Everything Thats Big Data: August 2012

Monday, August 27, 2012

The Curious Case of Polyglot Persistence in NOSQL Data Stores

The term Polyglot Persistence means, the ability to store data over multiple stores(data stores). In fact Polyglot Persistence has been in existence for a few more years now, but what is interesting is the ability to map this into the big data space- more particularly in the various nosql stores. Lets take a few moments to understand this.

Normally the NOSQL stores have been classified into 4 main categories

Key-Value Stores ( Riak, Redis)
Column Oriented Stores (Hbase, Cassandra)
Document Oriented Stores ( MongoDB, CouchDB)
Graph Oriented Stores.(Neo4j)

Now each of the these data stores have specific use cases where one would use one of them over another. For example, if someone is trying to do really fast calculations - performance is on the cards, he would normally go for key-value stores due to the inherent data structure supporting high performance and some one would chose a graph DB, when there are lots of recursive decisions.

In a typical large enterprise, there may be multiple use cases, where more than one or multiple of the type of nosql data stores may be required, for e.g. a retail enterprise may require a graph db to store the relations of its customers with other customers, a KV store to do near real time calculations, a column store to do click stream analysis etc. But what is critical is, that there must be some way to store data, or a single data, through its various modifications/transformations on all of these various data stores. The ability to do this is what Polyglot Persistence means in the big data context.

Polyglot Persistence is quite complex and difficult to implement in the nosql- big data context, since we are dealing with poly structured data which has both volume and velocity. So how do we do manage the persistence? A few suggested approaches are

We follow Abstract Factory Pattern and create a Dynamic DAO

The Dynamic DAO creates factories for each individual data stores and stores the data(read/write)
Each of the factories are dynamic themselves because based on the data that they get they create varying number of rows & columns at run time. Think of Hector here.

A platform similar to the one that is provided by DataNucleus.
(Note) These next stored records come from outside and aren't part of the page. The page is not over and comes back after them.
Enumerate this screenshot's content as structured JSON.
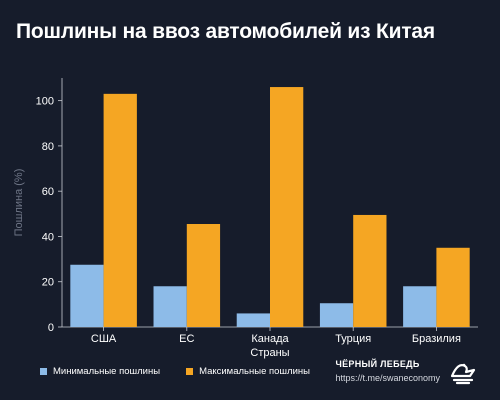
{
  "title": "Пошлины на ввоз автомобилей из Китая",
  "brand": {
    "name": "ЧЁРНЫЙ ЛЕБЕДЬ",
    "url": "https://t.me/swaneconomy",
    "logo_icon": "swan-logo-icon"
  },
  "colors": {
    "background": "#161c2b",
    "min": "#8dbbe8",
    "max": "#f5a623",
    "axis": "#c9ccd3",
    "grid": "#2a3142"
  },
  "chart_data": {
    "type": "bar",
    "title": "Пошлины на ввоз автомобилей из Китая",
    "xlabel": "Страны",
    "ylabel": "Пошлина (%)",
    "categories": [
      "США",
      "ЕС",
      "Канада",
      "Турция",
      "Бразилия"
    ],
    "series": [
      {
        "name": "Минимальные пошлины",
        "values": [
          27.5,
          18,
          6,
          10.5,
          18
        ]
      },
      {
        "name": "Максимальные пошлины",
        "values": [
          103,
          45.5,
          106,
          49.5,
          35
        ]
      }
    ],
    "ylim": [
      0,
      110
    ],
    "yticks": [
      0,
      20,
      40,
      60,
      80,
      100
    ],
    "grid": false,
    "legend_position": "bottom-left"
  }
}
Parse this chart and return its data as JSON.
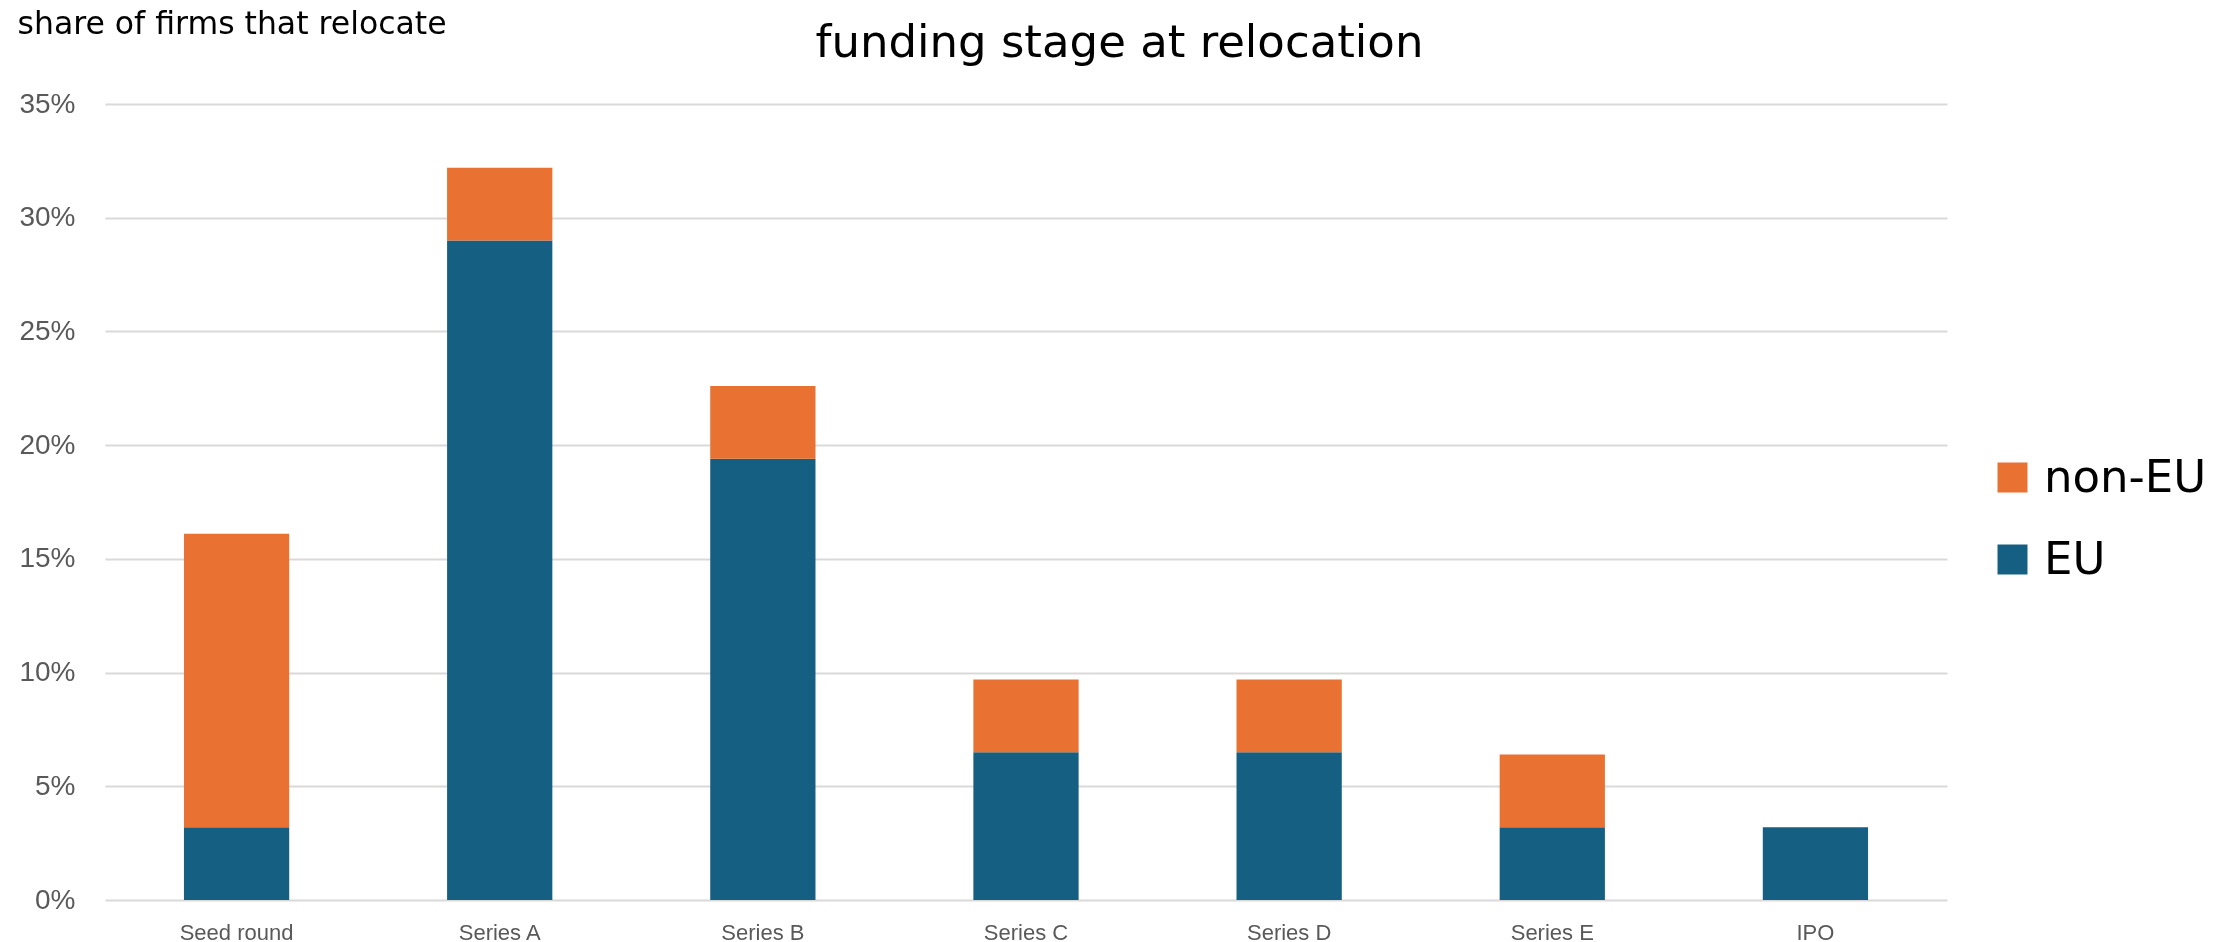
{
  "chart_data": {
    "type": "bar",
    "title": "funding stage at relocation",
    "ylabel": "share of firms that relocate",
    "categories": [
      "Seed round",
      "Series A",
      "Series B",
      "Series C",
      "Series D",
      "Series E",
      "IPO"
    ],
    "stacked": true,
    "series": [
      {
        "name": "EU",
        "color": "#156082",
        "values": [
          3.2,
          29.0,
          19.4,
          6.5,
          6.5,
          3.2,
          3.2
        ]
      },
      {
        "name": "non-EU",
        "color": "#e97132",
        "values": [
          12.9,
          3.2,
          3.2,
          3.2,
          3.2,
          3.2,
          null
        ]
      }
    ],
    "ylim": [
      0,
      35
    ],
    "yticks": [
      {
        "value": 0,
        "label": "0%"
      },
      {
        "value": 5,
        "label": "5%"
      },
      {
        "value": 10,
        "label": "10%"
      },
      {
        "value": 15,
        "label": "15%"
      },
      {
        "value": 20,
        "label": "20%"
      },
      {
        "value": 25,
        "label": "25%"
      },
      {
        "value": 30,
        "label": "30%"
      },
      {
        "value": 35,
        "label": "35%"
      }
    ],
    "grid": "y",
    "legend": "right"
  }
}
This is a very interesting and effective platform, but it depends to be seen to what extent can it provide run time polyglot persistence and I have not yet tested this fully. So I will reserve my judgement.

Finally Polyglot Persistence is very important from an enterprise's point of view because the way Big Data is growing and the impact it has on the way we conduct business, its imperative that enterprises will soon require multiple types of nosql data stores to manage and work with their data and track the relationships of data with various other data from multiple data sources.

Wednesday, August 1, 2012

NOSQL Use Cases

I have often been asked when should someone go for a NOSQL solution over age old RDBMS. These are my recommendations for using NOSQL:

You have data which is "poly-structured" in nature. By poly-structured data I mean data comes in various formats.
Data comes in great velocity
Data comes in great volumes.
You require High Availability from your data store
You want to control and have trade offs between Availability, Consistency and Partition Tolerance
You want to write very quickly than reads ( since data comes in with great velocity and you would want to store it)
You want to be able to process data in parallel, i.e. be able to run the very popular Map Reduce on the data that is stored on the data store
You do not want to be tied down by a fixed schema but you want to have a schema which is free and flexible. You want your data store to support "Elastic Schema Strategy"
Your data store would be able to support on demand horizontal scalability
You want to be able to provide configurable replication capabilities
You want to have distributed architectures which are autonomous and you do not have to spend time plumbing your application and system. but you get out of the box support from the nosql store.
You want fast programmatic approach to your data and don't want to get stuck with ORM and their dependencies on Relational Data Stores.
You want a low cost solution which is easy to maintain, has good monitoring and management capability and finally, enjoys support from open source.